Who can sign contracts on behalf of a company?
Your company’s successful operation depends on the deals it makes, but WHO can sign those contracts? The answer depends on how your business is formed and the founding documents your company has in place.
Who can sign on behalf of sole proprietorships and partnerships?
- Because the owner or partners in these companies is not necessarily a separate entity from the company itself, sole proprietors and general partners are generally able to sign on behalf of their company.
- In many cases, only one partner, even a minor partner, can sign on behalf of the company if the entity is a general partnership.
- Depending on the company’s founding documents, limited partners in limited partnerships should not have the authority to sign on behalf of the company.

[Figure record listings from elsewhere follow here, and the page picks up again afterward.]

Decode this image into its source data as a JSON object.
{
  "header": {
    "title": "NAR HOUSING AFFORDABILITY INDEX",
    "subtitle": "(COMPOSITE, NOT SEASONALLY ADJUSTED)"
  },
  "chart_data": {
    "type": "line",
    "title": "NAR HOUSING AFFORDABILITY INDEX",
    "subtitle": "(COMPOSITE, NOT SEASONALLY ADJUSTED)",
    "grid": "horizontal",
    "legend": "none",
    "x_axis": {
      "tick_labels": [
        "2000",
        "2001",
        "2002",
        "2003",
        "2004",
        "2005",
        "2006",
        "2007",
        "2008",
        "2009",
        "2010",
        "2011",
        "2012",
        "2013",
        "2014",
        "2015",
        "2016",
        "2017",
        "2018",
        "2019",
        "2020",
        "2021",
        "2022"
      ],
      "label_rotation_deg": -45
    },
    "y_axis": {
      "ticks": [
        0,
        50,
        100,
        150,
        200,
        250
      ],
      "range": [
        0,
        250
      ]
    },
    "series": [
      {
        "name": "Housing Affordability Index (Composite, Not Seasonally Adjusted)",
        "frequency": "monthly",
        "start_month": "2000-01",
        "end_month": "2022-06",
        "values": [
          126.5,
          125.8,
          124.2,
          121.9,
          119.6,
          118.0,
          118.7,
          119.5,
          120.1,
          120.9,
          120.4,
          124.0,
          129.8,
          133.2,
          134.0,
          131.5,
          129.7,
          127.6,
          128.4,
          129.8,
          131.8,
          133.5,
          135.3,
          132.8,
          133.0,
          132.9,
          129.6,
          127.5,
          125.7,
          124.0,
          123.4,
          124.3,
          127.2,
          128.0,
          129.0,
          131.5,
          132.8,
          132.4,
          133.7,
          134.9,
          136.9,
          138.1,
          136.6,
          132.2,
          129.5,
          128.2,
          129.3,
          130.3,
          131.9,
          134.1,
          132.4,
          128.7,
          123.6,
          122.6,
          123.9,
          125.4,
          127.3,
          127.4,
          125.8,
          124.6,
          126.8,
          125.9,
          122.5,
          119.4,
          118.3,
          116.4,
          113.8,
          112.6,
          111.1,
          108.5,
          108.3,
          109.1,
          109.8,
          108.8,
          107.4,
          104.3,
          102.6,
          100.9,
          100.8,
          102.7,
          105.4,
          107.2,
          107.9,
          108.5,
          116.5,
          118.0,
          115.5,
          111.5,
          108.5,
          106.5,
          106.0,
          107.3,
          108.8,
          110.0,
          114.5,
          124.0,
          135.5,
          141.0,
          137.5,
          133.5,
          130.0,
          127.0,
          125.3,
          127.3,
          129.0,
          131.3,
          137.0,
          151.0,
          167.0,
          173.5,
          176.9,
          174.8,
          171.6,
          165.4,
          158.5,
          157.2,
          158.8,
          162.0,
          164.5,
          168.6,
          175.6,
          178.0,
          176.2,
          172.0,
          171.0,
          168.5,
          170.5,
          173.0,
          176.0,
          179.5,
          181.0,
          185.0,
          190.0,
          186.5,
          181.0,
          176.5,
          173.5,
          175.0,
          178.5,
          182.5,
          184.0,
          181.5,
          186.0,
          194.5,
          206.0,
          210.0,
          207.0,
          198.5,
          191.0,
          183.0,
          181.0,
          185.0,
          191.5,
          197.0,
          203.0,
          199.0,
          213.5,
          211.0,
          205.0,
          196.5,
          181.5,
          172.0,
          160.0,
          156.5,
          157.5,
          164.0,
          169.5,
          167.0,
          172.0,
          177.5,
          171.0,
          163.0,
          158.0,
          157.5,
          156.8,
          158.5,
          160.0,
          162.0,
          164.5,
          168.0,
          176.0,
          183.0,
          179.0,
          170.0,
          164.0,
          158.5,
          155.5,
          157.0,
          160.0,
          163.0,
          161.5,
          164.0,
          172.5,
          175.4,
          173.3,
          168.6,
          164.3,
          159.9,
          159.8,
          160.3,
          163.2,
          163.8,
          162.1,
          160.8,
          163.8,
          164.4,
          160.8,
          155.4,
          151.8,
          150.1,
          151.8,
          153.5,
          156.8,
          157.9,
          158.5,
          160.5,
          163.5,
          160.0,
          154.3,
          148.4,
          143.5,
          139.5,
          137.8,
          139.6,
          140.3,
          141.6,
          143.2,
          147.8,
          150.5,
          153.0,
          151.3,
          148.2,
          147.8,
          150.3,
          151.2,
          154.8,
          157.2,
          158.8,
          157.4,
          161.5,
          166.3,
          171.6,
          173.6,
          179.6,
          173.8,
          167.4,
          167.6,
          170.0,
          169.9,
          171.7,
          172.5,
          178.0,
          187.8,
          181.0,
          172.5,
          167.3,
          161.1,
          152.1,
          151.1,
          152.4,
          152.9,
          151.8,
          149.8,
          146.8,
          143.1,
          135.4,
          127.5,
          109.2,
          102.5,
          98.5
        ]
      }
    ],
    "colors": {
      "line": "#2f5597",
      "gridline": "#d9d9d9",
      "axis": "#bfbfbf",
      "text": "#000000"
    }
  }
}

- General partners should remember that one partner may be able to commit the business to a contract without the other partners’ agreement or even knowledge. Because of this, your partnership agreement should address this issue and document how decisions will be made BEFORE going into business with a partner.

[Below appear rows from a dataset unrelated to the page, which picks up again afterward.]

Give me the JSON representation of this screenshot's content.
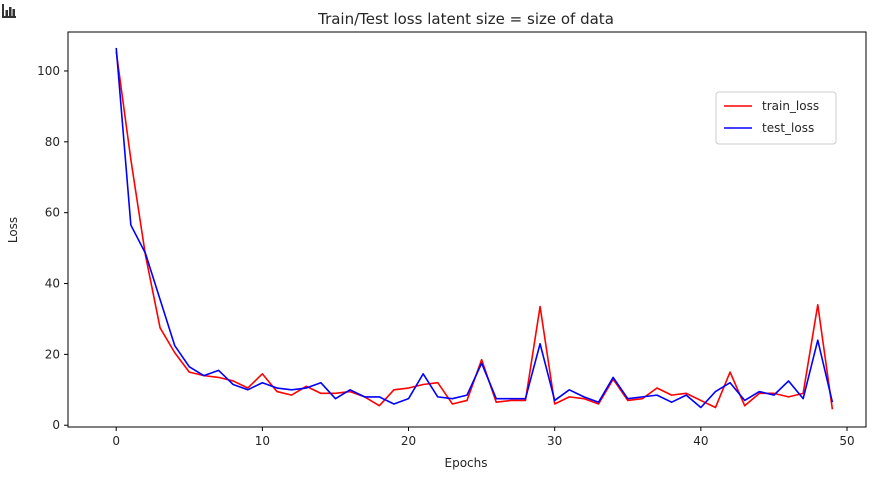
{
  "icons": {
    "corner": "bar-chart-icon"
  },
  "chart_data": {
    "type": "line",
    "title": "Train/Test loss latent size = size of data",
    "xlabel": "Epochs",
    "ylabel": "Loss",
    "xlim": [
      -3.3,
      51.3
    ],
    "ylim": [
      -0.5,
      111
    ],
    "xticks": [
      0,
      10,
      20,
      30,
      40,
      50
    ],
    "yticks": [
      0,
      20,
      40,
      60,
      80,
      100
    ],
    "legend": "upper-right",
    "grid": false,
    "x": [
      0,
      1,
      2,
      3,
      4,
      5,
      6,
      7,
      8,
      9,
      10,
      11,
      12,
      13,
      14,
      15,
      16,
      17,
      18,
      19,
      20,
      21,
      22,
      23,
      24,
      25,
      26,
      27,
      28,
      29,
      30,
      31,
      32,
      33,
      34,
      35,
      36,
      37,
      38,
      39,
      40,
      41,
      42,
      43,
      44,
      45,
      46,
      47,
      48,
      49
    ],
    "series": [
      {
        "name": "train_loss",
        "color": "#ff0000",
        "values": [
          105.5,
          75,
          48,
          27.5,
          20.5,
          15,
          14,
          13.5,
          12.5,
          10.5,
          14.5,
          9.5,
          8.5,
          11,
          9,
          9,
          9.5,
          8,
          5.5,
          10,
          10.5,
          11.5,
          12,
          6,
          7,
          18.5,
          6.5,
          7,
          7,
          33.5,
          6,
          8,
          7.5,
          6,
          13,
          7,
          7.5,
          10.5,
          8.5,
          9,
          7,
          5,
          15,
          5.5,
          9,
          9,
          8,
          9,
          34,
          4.5
        ]
      },
      {
        "name": "test_loss",
        "color": "#0000ff",
        "values": [
          106.5,
          56.5,
          48.5,
          35.5,
          22.5,
          16.5,
          14,
          15.5,
          11.5,
          10,
          12,
          10.5,
          10,
          10.5,
          12,
          7.5,
          10,
          8,
          8,
          6,
          7.5,
          14.5,
          8,
          7.5,
          8.5,
          17.5,
          7.5,
          7.5,
          7.5,
          23,
          7,
          10,
          8,
          6.5,
          13.5,
          7.5,
          8,
          8.5,
          6.5,
          8.5,
          5,
          9.5,
          12,
          7,
          9.5,
          8.5,
          12.5,
          7.5,
          24,
          6.5
        ]
      }
    ]
  }
}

Who can sign contracts on behalf of Limited Liability Companies (LLC) and corporations?
- Because LLCs and corporations are separate entities from their founders and stakeholders, the owners are not automatically able to sign on behalf of the business.

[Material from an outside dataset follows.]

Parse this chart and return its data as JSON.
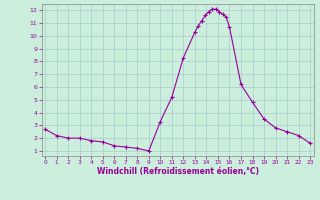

- Generally, an LLC’s operating agreement should designate the members, managers or employees who are able to sign on behalf of the company.
- Officers of corporations are presumed to have signing authority, while the company must specifically grant others the authority either in its bylaws, stockholders or operating agreement, or in other documentation.
- If someone signs on behalf of the company without express authority—whether signing a major contract or signing something as everyday as a paycheck—then the company is not bound by that contract because the signature was created by someone who didn’t have authority to sign it!
Because your company depends on accurate, enforceable contracts, it is important to review the agreements currently in place and seek legal guidance to ensure that the right people have the authority to sign on your business’s behalf.